Requisites of a VAT-taxable sale of real property:
1. The seller executes a deed of sale, including dacion en pago, barter or exchange, assignment,
transfer or conveyance, or merely contract to sell involving real property
2. The real property is located in the Philippines
3. The seller or transferor is engaged in real estate business either as a real estate dealer,
developer or lessor
4. The real property is held primarily for sale or for lease in the ordinary course of his trade or
business
5. The sale is not exempt from VAT under Section 109, special law or international agreement
binding upon the government of the Philippines.

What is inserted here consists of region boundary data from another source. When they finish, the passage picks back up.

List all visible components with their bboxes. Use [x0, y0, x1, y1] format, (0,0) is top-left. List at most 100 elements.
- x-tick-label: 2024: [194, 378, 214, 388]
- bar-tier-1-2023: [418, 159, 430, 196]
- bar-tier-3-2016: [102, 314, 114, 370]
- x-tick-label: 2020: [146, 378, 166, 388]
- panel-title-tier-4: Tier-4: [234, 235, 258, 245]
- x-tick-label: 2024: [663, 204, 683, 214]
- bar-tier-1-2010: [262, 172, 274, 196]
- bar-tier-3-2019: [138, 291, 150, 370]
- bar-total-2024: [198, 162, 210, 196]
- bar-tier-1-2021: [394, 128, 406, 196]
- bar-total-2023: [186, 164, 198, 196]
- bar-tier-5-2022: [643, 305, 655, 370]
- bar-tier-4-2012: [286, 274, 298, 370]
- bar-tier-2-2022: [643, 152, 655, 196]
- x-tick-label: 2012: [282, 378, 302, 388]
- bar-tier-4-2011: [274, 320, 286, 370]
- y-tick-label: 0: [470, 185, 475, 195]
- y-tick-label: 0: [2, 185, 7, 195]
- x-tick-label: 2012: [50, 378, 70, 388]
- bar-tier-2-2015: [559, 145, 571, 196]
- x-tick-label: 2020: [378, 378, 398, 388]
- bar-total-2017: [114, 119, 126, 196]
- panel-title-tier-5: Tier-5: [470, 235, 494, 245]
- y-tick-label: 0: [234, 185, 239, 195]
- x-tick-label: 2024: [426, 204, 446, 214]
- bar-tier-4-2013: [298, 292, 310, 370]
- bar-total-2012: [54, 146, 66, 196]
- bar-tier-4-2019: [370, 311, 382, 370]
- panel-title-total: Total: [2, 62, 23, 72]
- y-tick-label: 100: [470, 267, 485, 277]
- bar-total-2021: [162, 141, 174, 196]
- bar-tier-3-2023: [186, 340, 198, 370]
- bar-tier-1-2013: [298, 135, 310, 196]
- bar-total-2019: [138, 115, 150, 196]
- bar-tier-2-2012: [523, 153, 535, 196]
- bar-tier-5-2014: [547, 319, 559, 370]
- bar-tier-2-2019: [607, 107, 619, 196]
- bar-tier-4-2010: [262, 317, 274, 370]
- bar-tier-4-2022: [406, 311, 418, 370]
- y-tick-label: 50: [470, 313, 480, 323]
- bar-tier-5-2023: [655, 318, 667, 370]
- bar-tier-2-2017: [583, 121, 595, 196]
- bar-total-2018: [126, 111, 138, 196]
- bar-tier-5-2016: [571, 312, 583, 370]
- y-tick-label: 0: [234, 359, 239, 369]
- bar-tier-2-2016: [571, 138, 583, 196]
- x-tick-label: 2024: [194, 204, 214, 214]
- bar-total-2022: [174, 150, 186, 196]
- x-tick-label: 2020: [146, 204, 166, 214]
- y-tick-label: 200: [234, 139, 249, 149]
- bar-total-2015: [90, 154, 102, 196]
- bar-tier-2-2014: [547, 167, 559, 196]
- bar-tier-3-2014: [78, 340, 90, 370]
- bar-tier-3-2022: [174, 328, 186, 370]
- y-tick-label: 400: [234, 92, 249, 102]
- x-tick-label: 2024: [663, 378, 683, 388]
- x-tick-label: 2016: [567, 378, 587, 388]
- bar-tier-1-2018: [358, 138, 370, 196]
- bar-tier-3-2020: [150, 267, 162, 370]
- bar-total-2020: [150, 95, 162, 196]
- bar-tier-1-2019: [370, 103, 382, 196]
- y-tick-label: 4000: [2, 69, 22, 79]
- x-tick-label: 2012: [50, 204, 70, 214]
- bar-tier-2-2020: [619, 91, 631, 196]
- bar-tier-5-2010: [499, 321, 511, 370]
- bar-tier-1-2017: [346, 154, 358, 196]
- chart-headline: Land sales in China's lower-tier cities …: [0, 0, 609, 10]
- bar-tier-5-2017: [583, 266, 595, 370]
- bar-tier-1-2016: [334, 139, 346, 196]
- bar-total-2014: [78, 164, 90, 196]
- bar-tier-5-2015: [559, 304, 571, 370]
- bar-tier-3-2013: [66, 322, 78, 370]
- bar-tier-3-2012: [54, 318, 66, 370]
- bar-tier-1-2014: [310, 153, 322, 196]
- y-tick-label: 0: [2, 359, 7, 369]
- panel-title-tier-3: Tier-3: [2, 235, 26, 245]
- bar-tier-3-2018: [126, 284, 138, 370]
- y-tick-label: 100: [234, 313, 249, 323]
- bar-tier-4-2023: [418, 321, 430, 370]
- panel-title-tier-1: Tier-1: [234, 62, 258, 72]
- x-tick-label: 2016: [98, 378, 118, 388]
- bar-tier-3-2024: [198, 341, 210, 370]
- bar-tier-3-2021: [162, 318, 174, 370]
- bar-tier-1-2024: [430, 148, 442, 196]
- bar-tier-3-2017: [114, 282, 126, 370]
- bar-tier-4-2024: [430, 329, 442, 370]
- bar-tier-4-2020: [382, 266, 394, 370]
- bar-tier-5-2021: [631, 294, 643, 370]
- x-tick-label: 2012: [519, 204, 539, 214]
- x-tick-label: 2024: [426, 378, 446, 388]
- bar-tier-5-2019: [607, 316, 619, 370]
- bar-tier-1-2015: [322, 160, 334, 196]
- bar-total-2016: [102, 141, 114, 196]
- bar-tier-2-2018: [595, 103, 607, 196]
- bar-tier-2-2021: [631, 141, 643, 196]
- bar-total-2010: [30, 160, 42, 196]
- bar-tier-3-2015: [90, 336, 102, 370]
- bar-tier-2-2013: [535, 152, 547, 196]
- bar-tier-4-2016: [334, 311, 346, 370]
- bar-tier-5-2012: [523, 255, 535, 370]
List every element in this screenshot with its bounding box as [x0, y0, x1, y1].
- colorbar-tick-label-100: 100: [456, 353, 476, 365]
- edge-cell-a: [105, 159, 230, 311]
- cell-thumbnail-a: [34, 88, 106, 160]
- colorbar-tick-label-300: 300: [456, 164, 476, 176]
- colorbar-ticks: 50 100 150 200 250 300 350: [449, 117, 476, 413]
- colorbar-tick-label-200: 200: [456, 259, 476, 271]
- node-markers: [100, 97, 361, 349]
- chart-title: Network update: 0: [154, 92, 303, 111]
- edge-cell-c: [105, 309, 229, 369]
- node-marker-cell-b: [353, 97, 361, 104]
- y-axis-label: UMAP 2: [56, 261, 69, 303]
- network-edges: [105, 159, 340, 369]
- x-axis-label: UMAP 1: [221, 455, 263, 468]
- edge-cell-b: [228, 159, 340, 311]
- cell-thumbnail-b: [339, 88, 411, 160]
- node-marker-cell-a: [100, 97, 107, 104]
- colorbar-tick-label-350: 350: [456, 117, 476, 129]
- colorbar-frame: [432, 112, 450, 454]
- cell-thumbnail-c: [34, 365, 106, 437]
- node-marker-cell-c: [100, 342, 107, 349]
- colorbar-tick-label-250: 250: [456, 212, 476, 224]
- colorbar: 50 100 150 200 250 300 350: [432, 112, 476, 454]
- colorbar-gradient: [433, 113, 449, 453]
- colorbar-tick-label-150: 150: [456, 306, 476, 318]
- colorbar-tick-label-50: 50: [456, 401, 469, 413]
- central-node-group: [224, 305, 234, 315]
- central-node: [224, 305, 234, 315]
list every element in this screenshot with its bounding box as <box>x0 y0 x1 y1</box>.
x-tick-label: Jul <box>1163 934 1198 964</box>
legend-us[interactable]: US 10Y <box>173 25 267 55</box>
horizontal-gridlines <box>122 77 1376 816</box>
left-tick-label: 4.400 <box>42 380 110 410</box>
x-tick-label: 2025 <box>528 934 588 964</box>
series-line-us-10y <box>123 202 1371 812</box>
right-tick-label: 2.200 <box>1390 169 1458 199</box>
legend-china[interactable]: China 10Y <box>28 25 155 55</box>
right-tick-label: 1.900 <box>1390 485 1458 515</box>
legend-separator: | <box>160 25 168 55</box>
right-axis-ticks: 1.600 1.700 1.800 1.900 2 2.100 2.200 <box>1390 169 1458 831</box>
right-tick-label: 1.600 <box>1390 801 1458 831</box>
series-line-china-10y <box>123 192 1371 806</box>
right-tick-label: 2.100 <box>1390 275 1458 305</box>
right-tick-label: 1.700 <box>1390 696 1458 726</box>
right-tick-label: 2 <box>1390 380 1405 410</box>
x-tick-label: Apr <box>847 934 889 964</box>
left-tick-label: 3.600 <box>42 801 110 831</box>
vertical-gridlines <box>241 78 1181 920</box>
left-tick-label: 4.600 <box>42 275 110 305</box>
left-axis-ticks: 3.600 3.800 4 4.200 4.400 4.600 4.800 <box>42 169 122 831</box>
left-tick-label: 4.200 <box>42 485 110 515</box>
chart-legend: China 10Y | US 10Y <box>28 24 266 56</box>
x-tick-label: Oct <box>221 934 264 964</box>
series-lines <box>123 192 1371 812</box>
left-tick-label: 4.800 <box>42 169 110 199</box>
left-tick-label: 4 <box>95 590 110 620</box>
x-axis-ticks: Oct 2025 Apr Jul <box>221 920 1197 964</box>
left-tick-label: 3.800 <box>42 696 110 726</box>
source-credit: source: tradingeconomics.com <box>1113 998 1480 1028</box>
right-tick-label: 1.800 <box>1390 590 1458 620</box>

6. The threshold amount set by the law should be met
Note: (1) The absence of any of the above requisites exempts the transaction from VAT. However,
percentage taxes may apply.
(2) As to (4) Remember that real properties held primarily for sale to customers are ordinary
assets. Hence, the income from the sale thereof shall form part of ordinary income subject to
graduated income tax rates. If it’s a capital asset, the income would be subject to capital gains
tax
(3) As to (6), the threshold amounts are: (1) The sale of a residential lot with a GSP must exceed
P1,919,500 and (2) the sale of a residential house and lot or other residential dwelling with GSP
must exceed P3,199,200. Otherwise, they are not exempt from VAT
Installment sale of a residential house and lot or other residential dwellings exceeding P1 million3
shall be subject to VAT.
(See SECTION 4.106-4, RR 16-2005 [SEPTEMBER 1, 2005], AS AMENDED BY RR 04-07
[FEBRUARY 7, 2007], RR 16-2011 [OCTOBER 27, 2011], RR 3-2013 [FEBRUARY 20, 2012]
AND RR 13-2012 [OCTOBER 12, 2012].)
How is VAT imposed on real property transactions?
1. If cash or deferred payment, then the VAT on the whole amount is already imposed
2. If installment, then the VAT is imposed on each payment
3. There is no VAT imposed on Section 40(C)(2) exchanges.